Denmark’s fence to keep out wild boars seems to be working

The number of wild boars in Denmark has fallen since a 70-kilometer (43.4-mile) fence was erected along the German border to protect the valuable Danish pork industry.

The fence was put up last year in an attempt to prevent wild swine crossing from Germany and breeding with farm pigs or possibly bringing in disease. There were concerns the barrier would not work because the fence had gaps where it crossed roads and rivers.
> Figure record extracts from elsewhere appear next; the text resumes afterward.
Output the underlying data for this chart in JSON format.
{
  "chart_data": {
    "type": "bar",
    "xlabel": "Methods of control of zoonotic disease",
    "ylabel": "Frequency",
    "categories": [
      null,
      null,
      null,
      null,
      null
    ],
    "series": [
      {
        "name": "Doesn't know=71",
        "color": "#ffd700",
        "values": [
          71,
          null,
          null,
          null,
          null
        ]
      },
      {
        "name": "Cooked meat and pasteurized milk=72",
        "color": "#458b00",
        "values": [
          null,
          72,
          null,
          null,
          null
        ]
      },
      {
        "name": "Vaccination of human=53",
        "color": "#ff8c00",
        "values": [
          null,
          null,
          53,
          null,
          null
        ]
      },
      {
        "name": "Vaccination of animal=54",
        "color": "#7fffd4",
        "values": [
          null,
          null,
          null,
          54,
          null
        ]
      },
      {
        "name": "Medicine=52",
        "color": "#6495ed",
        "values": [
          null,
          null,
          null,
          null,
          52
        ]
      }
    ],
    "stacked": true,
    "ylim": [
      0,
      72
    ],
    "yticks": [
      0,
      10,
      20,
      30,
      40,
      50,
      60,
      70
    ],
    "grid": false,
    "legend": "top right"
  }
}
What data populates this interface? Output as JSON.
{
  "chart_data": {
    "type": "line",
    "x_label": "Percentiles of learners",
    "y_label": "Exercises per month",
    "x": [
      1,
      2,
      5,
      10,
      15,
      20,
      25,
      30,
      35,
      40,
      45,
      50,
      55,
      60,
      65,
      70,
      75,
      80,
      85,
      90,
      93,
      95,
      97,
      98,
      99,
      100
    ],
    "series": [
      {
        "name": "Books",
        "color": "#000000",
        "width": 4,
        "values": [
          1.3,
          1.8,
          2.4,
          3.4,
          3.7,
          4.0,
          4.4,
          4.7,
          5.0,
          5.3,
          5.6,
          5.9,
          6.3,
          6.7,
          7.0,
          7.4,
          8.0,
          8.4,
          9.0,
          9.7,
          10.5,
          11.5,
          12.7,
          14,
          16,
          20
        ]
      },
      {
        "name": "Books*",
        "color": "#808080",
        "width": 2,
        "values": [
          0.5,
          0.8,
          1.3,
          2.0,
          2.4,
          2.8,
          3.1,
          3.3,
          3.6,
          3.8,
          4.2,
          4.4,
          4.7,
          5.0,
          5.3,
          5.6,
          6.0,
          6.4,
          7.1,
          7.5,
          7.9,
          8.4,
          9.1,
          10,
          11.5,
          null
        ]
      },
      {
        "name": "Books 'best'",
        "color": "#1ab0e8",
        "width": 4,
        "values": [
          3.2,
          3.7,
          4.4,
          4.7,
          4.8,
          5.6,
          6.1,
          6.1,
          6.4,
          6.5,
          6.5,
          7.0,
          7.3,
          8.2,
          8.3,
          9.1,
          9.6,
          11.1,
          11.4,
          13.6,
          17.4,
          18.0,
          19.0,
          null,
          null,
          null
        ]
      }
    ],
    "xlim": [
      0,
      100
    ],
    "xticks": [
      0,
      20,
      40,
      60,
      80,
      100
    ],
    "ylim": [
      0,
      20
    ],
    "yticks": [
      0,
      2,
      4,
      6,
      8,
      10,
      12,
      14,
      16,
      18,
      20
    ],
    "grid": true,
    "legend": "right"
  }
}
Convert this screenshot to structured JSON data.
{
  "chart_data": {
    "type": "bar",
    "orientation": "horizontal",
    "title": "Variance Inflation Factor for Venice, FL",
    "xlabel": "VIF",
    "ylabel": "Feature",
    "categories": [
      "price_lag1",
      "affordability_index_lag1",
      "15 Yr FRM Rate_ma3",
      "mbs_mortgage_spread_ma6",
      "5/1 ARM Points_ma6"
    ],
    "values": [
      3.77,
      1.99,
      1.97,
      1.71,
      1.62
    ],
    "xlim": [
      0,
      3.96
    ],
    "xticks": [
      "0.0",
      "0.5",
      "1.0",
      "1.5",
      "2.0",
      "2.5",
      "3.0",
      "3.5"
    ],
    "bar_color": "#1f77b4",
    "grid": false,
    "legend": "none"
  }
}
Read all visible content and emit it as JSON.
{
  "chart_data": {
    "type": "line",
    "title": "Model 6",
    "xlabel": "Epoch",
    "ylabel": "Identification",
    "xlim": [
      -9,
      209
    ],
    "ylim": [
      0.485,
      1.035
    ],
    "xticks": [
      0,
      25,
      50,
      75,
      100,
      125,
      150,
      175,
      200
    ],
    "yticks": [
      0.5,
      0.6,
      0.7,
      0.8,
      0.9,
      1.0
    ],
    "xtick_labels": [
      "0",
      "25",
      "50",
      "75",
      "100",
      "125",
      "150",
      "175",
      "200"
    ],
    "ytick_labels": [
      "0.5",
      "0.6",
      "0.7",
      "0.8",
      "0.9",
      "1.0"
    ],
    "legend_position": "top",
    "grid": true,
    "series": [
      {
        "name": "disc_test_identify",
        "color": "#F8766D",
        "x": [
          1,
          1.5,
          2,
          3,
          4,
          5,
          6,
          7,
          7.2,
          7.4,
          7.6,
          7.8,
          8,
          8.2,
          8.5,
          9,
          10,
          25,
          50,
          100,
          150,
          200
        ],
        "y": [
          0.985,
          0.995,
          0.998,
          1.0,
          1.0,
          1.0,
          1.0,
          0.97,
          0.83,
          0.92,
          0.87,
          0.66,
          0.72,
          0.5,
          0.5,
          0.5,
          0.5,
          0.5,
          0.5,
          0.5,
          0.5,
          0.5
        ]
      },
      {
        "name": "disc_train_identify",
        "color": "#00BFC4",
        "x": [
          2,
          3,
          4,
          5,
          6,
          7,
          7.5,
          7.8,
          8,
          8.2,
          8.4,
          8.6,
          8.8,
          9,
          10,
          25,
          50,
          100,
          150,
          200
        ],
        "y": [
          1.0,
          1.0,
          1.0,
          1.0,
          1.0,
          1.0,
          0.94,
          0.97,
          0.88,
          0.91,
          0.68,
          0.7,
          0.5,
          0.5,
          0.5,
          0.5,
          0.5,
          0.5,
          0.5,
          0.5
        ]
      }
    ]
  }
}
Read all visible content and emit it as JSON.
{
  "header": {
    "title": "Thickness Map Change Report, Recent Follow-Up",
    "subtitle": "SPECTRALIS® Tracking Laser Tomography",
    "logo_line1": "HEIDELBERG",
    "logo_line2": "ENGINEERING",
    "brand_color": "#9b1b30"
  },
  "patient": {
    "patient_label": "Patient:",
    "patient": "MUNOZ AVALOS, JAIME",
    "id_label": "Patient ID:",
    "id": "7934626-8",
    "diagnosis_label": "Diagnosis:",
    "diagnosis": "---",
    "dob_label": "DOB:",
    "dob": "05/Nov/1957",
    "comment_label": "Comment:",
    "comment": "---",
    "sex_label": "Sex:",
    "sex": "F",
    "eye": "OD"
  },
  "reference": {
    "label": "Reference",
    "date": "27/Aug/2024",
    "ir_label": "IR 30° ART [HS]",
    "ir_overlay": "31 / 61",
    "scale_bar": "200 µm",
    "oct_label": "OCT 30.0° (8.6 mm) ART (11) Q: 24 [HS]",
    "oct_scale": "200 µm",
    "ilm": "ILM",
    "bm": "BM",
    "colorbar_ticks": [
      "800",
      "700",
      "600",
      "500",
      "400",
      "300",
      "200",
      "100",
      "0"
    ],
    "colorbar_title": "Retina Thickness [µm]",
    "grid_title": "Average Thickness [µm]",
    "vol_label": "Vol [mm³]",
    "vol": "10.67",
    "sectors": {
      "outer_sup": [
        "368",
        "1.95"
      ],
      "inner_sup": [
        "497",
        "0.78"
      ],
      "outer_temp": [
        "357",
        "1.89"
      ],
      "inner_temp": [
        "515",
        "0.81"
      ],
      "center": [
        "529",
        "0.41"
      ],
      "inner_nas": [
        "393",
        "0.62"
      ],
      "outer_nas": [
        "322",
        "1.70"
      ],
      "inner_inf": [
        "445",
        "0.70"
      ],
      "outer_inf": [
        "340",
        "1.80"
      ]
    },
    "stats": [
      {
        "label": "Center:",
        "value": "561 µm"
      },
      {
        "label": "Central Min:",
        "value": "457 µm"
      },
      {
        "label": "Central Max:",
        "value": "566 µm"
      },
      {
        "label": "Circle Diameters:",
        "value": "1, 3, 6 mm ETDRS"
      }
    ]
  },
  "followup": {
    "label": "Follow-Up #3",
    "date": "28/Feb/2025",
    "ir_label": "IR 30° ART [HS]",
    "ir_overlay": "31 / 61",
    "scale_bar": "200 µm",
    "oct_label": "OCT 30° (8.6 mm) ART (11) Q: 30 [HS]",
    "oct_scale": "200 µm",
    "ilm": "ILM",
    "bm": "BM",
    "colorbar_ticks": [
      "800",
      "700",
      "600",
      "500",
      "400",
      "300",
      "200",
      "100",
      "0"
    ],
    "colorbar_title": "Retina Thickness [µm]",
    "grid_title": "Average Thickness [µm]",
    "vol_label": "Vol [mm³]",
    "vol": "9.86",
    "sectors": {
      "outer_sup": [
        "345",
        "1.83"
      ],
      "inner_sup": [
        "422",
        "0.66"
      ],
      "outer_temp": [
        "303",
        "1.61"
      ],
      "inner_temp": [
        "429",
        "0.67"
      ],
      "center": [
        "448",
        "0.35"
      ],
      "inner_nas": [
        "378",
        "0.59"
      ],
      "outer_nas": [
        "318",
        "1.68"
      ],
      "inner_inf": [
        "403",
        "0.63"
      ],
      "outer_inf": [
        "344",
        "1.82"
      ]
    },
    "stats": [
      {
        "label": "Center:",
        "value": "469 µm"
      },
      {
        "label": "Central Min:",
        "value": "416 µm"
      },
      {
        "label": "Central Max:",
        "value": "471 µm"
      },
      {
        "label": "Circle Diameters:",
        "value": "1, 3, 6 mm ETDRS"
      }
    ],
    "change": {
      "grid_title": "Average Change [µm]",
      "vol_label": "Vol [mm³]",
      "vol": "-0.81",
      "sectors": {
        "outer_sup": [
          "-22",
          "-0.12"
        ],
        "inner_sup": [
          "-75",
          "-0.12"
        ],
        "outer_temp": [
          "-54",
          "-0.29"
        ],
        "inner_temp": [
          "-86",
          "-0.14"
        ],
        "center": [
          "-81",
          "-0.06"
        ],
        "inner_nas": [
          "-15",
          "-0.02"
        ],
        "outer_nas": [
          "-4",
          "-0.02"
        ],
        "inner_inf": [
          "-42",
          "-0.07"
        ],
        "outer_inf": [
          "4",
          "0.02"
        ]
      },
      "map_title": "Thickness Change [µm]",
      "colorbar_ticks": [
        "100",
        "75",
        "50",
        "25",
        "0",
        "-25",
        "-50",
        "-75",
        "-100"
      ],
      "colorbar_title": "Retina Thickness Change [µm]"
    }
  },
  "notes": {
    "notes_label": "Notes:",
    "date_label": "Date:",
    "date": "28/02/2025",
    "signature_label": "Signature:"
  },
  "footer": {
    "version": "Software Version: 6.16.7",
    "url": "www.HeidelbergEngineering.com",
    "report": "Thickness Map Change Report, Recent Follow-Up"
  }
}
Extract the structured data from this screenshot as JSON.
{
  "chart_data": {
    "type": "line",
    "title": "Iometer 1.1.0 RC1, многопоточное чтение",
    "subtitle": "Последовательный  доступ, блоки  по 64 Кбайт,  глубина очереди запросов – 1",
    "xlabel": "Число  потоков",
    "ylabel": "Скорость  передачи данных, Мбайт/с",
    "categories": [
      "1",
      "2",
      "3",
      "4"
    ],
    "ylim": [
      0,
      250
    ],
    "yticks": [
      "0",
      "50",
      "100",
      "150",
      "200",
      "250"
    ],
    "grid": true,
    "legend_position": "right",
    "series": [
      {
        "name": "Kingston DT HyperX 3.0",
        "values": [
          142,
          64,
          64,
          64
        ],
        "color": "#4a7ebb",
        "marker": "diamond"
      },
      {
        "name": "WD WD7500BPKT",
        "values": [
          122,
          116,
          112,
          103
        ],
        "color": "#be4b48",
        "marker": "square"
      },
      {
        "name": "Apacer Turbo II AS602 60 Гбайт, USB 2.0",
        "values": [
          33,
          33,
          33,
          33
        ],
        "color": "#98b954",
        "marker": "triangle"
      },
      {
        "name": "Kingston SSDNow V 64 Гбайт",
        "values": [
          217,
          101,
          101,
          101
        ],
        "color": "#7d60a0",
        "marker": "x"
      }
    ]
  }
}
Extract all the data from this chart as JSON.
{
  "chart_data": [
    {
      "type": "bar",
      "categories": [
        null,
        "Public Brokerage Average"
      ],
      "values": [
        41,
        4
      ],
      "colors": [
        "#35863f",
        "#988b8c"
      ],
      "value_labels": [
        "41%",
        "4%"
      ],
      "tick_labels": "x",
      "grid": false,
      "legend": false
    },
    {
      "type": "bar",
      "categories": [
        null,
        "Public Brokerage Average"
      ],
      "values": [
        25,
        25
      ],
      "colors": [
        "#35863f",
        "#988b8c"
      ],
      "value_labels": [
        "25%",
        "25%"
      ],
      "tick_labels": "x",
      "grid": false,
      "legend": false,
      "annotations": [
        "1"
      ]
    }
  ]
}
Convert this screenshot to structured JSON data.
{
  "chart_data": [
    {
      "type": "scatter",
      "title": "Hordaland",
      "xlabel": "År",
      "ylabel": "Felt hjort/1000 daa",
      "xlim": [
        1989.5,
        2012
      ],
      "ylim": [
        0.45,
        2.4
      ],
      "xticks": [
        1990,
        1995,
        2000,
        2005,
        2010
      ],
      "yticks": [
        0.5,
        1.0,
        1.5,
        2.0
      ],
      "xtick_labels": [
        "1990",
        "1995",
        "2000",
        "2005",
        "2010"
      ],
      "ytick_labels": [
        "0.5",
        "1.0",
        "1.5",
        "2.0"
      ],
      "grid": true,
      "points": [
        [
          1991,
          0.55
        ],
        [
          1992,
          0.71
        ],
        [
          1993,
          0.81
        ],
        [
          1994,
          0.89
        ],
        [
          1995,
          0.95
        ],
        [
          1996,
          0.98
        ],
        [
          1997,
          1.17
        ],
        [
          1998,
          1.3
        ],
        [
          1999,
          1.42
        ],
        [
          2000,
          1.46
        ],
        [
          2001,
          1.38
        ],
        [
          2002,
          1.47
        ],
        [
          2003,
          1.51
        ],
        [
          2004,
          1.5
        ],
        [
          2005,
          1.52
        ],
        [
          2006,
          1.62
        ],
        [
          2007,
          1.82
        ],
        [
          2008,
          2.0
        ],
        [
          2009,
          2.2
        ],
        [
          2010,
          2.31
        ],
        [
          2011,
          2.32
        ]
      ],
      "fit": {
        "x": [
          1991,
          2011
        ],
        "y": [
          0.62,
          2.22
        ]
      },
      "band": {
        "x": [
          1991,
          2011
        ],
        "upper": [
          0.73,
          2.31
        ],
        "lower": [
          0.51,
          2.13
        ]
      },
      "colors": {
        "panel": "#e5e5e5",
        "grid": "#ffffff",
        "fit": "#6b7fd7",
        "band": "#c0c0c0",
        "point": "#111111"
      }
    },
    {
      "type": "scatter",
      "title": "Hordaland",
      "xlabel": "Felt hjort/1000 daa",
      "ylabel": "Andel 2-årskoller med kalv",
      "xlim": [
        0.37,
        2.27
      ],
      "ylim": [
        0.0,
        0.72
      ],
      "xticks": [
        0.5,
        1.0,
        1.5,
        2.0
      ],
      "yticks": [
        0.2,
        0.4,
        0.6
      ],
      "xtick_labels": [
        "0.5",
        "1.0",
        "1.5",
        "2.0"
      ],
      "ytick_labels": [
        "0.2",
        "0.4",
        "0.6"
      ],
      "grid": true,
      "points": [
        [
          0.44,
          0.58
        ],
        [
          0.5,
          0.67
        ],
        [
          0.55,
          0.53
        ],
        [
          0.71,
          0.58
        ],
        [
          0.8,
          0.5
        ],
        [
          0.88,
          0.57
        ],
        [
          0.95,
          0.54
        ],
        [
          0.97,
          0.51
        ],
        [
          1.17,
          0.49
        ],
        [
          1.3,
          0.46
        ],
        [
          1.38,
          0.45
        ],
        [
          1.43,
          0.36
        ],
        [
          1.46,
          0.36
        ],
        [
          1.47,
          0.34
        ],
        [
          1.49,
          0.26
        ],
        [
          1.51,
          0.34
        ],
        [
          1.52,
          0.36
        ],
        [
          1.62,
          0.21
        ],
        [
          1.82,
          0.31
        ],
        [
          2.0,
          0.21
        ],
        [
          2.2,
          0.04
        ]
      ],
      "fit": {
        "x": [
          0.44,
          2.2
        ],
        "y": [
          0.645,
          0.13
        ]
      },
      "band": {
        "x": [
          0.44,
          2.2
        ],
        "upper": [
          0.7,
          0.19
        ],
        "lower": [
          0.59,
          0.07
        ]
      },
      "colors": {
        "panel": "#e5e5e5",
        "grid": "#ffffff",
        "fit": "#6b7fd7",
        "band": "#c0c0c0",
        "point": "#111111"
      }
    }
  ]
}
Since then, the number of wild pigs in Denmark has fallen from 35-40 to fewer than 25, even though some piglets have been born in recent months, officials said Monday.

Inge Gillesberg of the Danish Nature Agency said she could not say whether the fence had stopped boars from coming in from Germany but that the agency’s cameras along the border had not seen many doing so.

Denmark is the only EU member country where pigs outnumber people, with 215 pigs to every 100 residents.

Approximately 90% of Denmark’s pork production is exported, accounting for almost half of all agricultural exports and for more than 5% of the country’s total exports, according to official figures. Danish pig meat goes to more than 140 countries, with the largest markets being Germany, Britain, Poland, China, Japan, Italy, Russia and Sweden.

No cases of African swine fever have been reported in Denmark or in Germany, although they have been in some neighboring countries.